I wanted to show advertisements to earn money, but I hated how empty boxes look when ads are not active. I spent days learning advanced CSS and logic to make sure that if an ad is not there, the space disappears completely. This level of detail is what makes a professional developer.
The Challenges of an "Overseas Developer"
Being a developer in Saudi Arabia is different from being one in a Silicon Valley office. I have to manage my "Iqama," my farm duties, and my coding projects all at once. Sometimes the internet fails, sometimes the heat makes my laptop too hot to touch, and sometimes the physical exhaustion is so much that I fall asleep with my fingers on the keyboard.
But these challenges made me stronger. They taught me "Problem Solving," which is the most important skill for any coder. If you can solve a bug while your legs are tired from 10 hours of standing, you can solve anything in life.

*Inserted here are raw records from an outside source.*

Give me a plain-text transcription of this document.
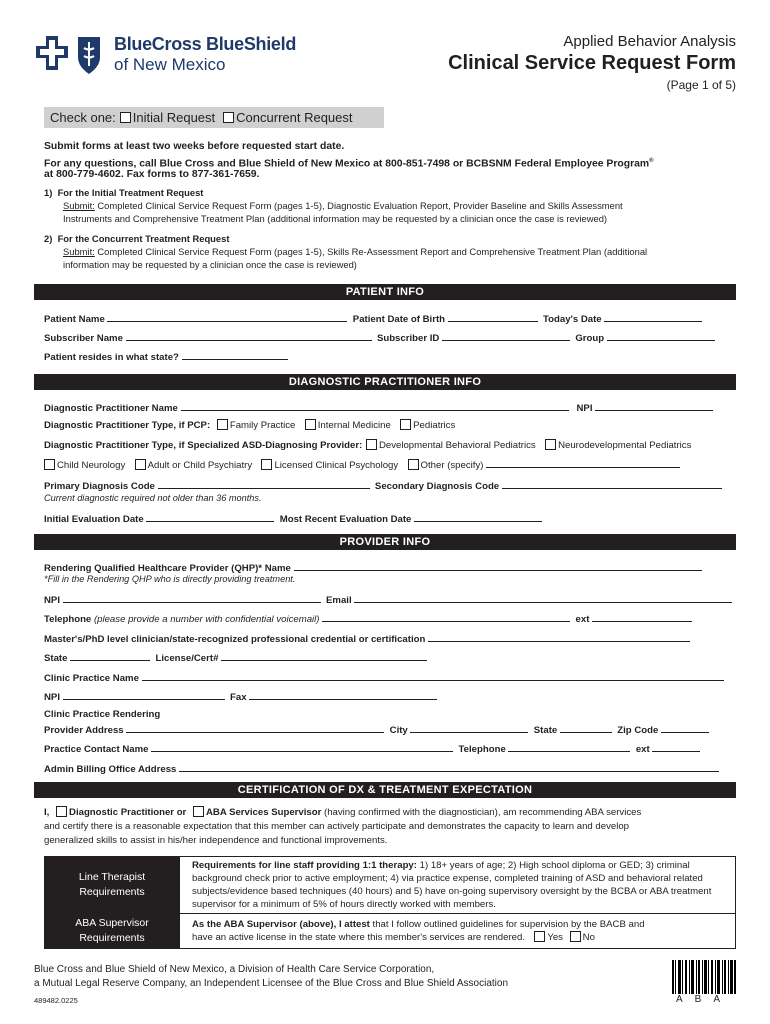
BlueCross BlueShield
of New Mexico
Applied Behavior Analysis
Clinical Service Request Form
(Page 1 of 5)
Check one: Initial Request Concurrent Request
Submit forms at least two weeks before requested start date.
For any questions, call Blue Cross and Blue Shield of New Mexico at 800-851-7498 or BCBSNM Federal Employee Program®
at 800-779-4602. Fax forms to 877-361-7659.
1) For the Initial Treatment Request
Submit: Completed Clinical Service Request Form (pages 1-5), Diagnostic Evaluation Report, Provider Baseline and Skills Assessment
Instruments and Comprehensive Treatment Plan (additional information may be requested by a clinician once the case is reviewed)
2) For the Concurrent Treatment Request
Submit: Completed Clinical Service Request Form (pages 1-5), Skills Re-Assessment Report and Comprehensive Treatment Plan (additional
information may be requested by a clinician once the case is reviewed)
PATIENT INFO
Patient Name	Patient Date of Birth	Today's Date
Subscriber Name	Subscriber ID	Group
Patient resides in what state?
DIAGNOSTIC PRACTITIONER INFO
Diagnostic Practitioner Name	NPI
Diagnostic Practitioner Type, if PCP: Family Practice Internal Medicine Pediatrics
Diagnostic Practitioner Type, if Specialized ASD-Diagnosing Provider: Developmental Behavioral Pediatrics Neurodevelopmental Pediatrics
Child Neurology Adult or Child Psychiatry Licensed Clinical Psychology Other (specify)
Primary Diagnosis Code	Secondary Diagnosis Code
Current diagnostic required not older than 36 months.
Initial Evaluation Date	Most Recent Evaluation Date
PROVIDER INFO
Rendering Qualified Healthcare Provider (QHP)* Name
*Fill in the Rendering QHP who is directly providing treatment.
NPI	Email
Telephone (please provide a number with confidential voicemail)	ext
Master's/PhD level clinician/state-recognized professional credential or certification
State	License/Cert#
Clinic Practice Name
NPI	Fax
Clinic Practice Rendering
Provider Address	City	State	Zip Code
Practice Contact Name	Telephone	ext
Admin Billing Office Address
CERTIFICATION OF DX & TREATMENT EXPECTATION
I, Diagnostic Practitioner or ABA Services Supervisor (having confirmed with the diagnostician), am recommending ABA services
and certify there is a reasonable expectation that this member can actively participate and demonstrates the capacity to learn and develop
generalized skills to assist in his/her independence and functional improvements.
Line Therapist Requirements	Requirements for line staff providing 1:1 therapy: 1) 18+ years of age; 2) High school diploma or GED; 3) criminal background check prior to active employment; 4) via practice expense, completed training of ASD and behavioral related subjects/evidence based techniques (40 hours) and 5) have on-going supervisory oversight by the BCBA or ABA treatment supervisor for a minimum of 5% of hours directly worked with members.
ABA Supervisor Requirements	As the ABA Supervisor (above), I attest that I follow outlined guidelines for supervision by the BACB and
have an active license in the state where this member's services are rendered. Yes No
Blue Cross and Blue Shield of New Mexico, a Division of Health Care Service Corporation,
a Mutual Legal Reserve Company, an Independent Licensee of the Blue Cross and Blue Shield Association
489482.0225	ABA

Advice for Others: The "Maqbool Method"
If you are reading this and you feel stuck in a job you don't like, here is my advice to you:
Consistency Over Intensity: Don't try to learn for 10 hours in one day. Learn for 1 hour, but do it every single day.
Build Real Things: Don't just watch videos. If you learn a "Button," go and build a button. I learned by building my blog.
Don't Fear Errors: Errors are not your enemy. They are your teachers. Every error I fixed in my Prisma or Next.js code taught me something I will never forget.
Use Your Breaks: You would be surprised how much you can learn in 10 minutes. Use your phone to learn, not just for entertainment.
Conclusion: The Future is Bright
Today, I am still in Saudi Arabia. I still work on the farm. But my mind is no longer limited by the boundaries of the farm. I am a part of the global tech community. I am a Next.js developer who understands Ads systems, SEO, and database architecture.
My journey proves that talent is everywhere, but opportunity is what we create. I created my opportunity with hard work and late nights. Whether you are in a village in Pakistan, a city in India, or a farm in Saudi Arabia, the world of coding is open to you.
I am Maqbool, and I am just getting started. One day, I will be coding in a professional office, but I will never forget the lessons I learned in the Saudi desert.